Showing posts with label vacation sober. Show all posts
Showing posts with label vacation sober. Show all posts

Saturday, 12 March 2016

Sober Long Haul

After a year off the booze, I'm finding that doing most things sober has become the 'new normal.'

But then, every now and again, you do something for the first time, and it's hard.

Yesterday was my first sober long haul flight, and in my mind, flying is totally connected to booze.

Firstly, there's the excitement of going away somewhere, or the misery of returning to reality - both of which really necessitate a drink.

Secondly, there's that whole 1950s PanAm glamour thing.

Even though flying has become more and more painful, what with all the sticking cosmetics in see through bags (why? Can you really bring down a plane with a mascara? And, if so, why does being able to see it make it less deadly?) and taking off belts and shoes, it still has that halo of sophistication, which goes nicely with a glass of bubbly.

And thirdly, however much you sort of get the whole science of lift and drag, and differential air speed over the curved wings, it still seems counter-intuitive that such a massive hunk of metal is going to stay in the sky.

Plus there's always that fear that your baggage is on an entirely different aeroplane, or that forty five minutes really isn't long enough for you to make your connecting flight.

A drink helps take the edge off that knot of anxiety.

So, I found not drinking on the flight really hard, and was acutely aware of the 'snap' of the lids of all those little miniature bottles of vino going off around me.

And you know what? Long haul flights feel really long when you're sober.

Everyone else had a drink after take off, and wine with lunch, then happily snoozed for a good long stretch. I, meanwhile, was wide awake for ten hours! It's almost impossible to doze in an economy seat without the anaesthetic of alcohol.

So I was a bit cross.

Then I reminded myself that for the last few years I'd found long haul flights really rather difficult.

I was convinced that BA had had an efficiency drive, and reduced the amount of wine they served on flights (I still have no idea if this was really the case, or if it was just me that had changed). Two of those teeny weeny bottles of wine were nowhere near enough on a long journey!

I used to get really edgy waiting for the interminably slow progress of the trolley down the aisle, and then, when I'd finally got my hands on, and finished, my allowance, I'd wrestle for hours with the dilemma of whether it was worth the embarrassment of asking the hassled stewardess for more...

It wasn't relaxing, or glamorous, or exciting any more. It was stressful!

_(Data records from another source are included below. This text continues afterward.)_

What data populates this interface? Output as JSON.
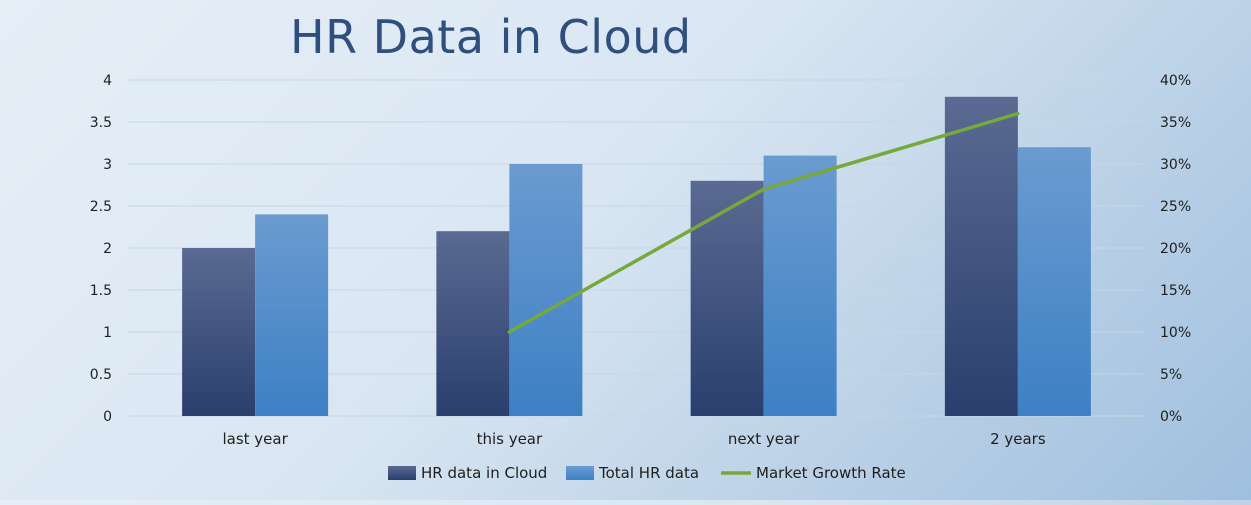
{
  "chart_data": {
    "type": "bar",
    "title": "HR Data in Cloud",
    "categories": [
      "last year",
      "this year",
      "next year",
      "2 years"
    ],
    "series": [
      {
        "name": "HR data in Cloud",
        "kind": "bar",
        "axis": "left",
        "values": [
          2.0,
          2.2,
          2.8,
          3.8
        ]
      },
      {
        "name": "Total HR data",
        "kind": "bar",
        "axis": "left",
        "values": [
          2.4,
          3.0,
          3.1,
          3.2
        ]
      },
      {
        "name": "Market Growth Rate",
        "kind": "line",
        "axis": "right",
        "values": [
          null,
          0.1,
          0.27,
          0.36
        ]
      }
    ],
    "y_left": {
      "ylim": [
        0,
        4
      ],
      "ticks": [
        "0",
        "0.5",
        "1",
        "1.5",
        "2",
        "2.5",
        "3",
        "3.5",
        "4"
      ]
    },
    "y_right": {
      "ylim": [
        0,
        0.4
      ],
      "ticks": [
        "0%",
        "5%",
        "10%",
        "15%",
        "20%",
        "25%",
        "30%",
        "35%",
        "40%"
      ]
    },
    "grid": true,
    "legend": "bottom",
    "colors": {
      "bar1": "#2f4675",
      "bar2": "#4a88c8",
      "line": "#76a83c",
      "text": "#1f1f1f",
      "title": "#2f4f7f",
      "grid": "#c8d6e4"
    }
  }
}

So yesterday, although I was slightly annoyed, was so much easier. And I didn't arrive with that terrible dehydrated, groggy feeling. I bounced off the plane, all bright eyed and bushy tailed (in as much as that's possible at the age of forty seven).

And I know that the return flight will be that much easier. And eventually, sober long haul will feel entirely natural.

After all, it wasn't so long ago that I couldn't imagine a long haul flight without chain smoking! And doesn't that image belong in a whole different era?

(Didn't you meet the most interesting people in the smoking section of planes? Yet another corroboration of my theory that addicts are the best).

Now, here I am, sitting on my terrace, sipping green tea, watching the sun set over a turquoise Caribbean sea, and listening to the faint thwock of croquet mallets connecting with wooden balls on the perfectly manicured lawn below.

Thank you, thank you for all your comments on my last post! If the whole plan comes off it will be as much down to all of you as it is me.

You're awesome. In fact, everything is pretty awesome.